7. The process as claimed in claim 1 wherein the second material is a hydrogel, which optionally contains the living cells.

8. The process as claimed in claim 1 wherein the first material is mixed with a chemical or biological or physical crosslinker, which optionally diffuses into the second material and, upon contact with the second material, brings about the gelling of the second material.

9. The process as claimed in claim 1 wherein the three-dimensional structure is a tissue structure having a first region which corresponds to a supply structure and a second region which forms a functional tissue.

10. The process as claimed in claim 1 wherein the three-dimensional structure resembles a cardiac structure, a liver structure, a kidney structure, an alveolar structure, a skin structure, a cartilage structure, a bone structure with or without bone marrow, a neural structure or mixed forms thereof.

11. The process as claimed in claim 1, further comprising culturing the three-dimensional structure after the second applying or introducing step in an incubator.

12. The process as claimed in claim 1 wherein the three-dimensional structure is an organ.

13. The process as claimed in claim 1 wherein the live cells are in the first material and are or comprise vessel-forming cells, mesenchymal stem cells, fibroblasts and/or smooth muscle cells.

14. A biological three-dimensional structure produced by the process of claim 1.

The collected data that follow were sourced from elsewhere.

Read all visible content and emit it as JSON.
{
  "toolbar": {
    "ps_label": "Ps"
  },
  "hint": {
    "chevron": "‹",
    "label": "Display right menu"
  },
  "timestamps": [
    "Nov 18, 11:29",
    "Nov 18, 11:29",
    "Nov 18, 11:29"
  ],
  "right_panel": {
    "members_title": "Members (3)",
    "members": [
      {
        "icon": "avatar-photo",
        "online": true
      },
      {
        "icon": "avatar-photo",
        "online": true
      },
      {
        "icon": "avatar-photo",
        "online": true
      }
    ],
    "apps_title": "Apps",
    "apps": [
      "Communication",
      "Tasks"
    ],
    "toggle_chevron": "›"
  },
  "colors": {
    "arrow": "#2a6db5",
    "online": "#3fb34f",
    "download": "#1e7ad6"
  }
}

15. The biological three-dimensional structure as claimed in claim 14, wherein the three-dimensional structure is a liver tissue structure, a cardiac tissue structure, a kidney tissue structure, an alveolar structure, a skin structure, a bone structure with or without bone marrow, a cartilage structure, a neural structure or mixed forms thereof.

16. A method of using the three-dimensional structure as claimed in claim 14 as a model for tissue genesis.

17. A method of using the three-dimensional structure as claimed in claim 14 as a tissue model for testing forms of therapy or for stratifying a therapy or for testing or identifying active-ingredient candidates.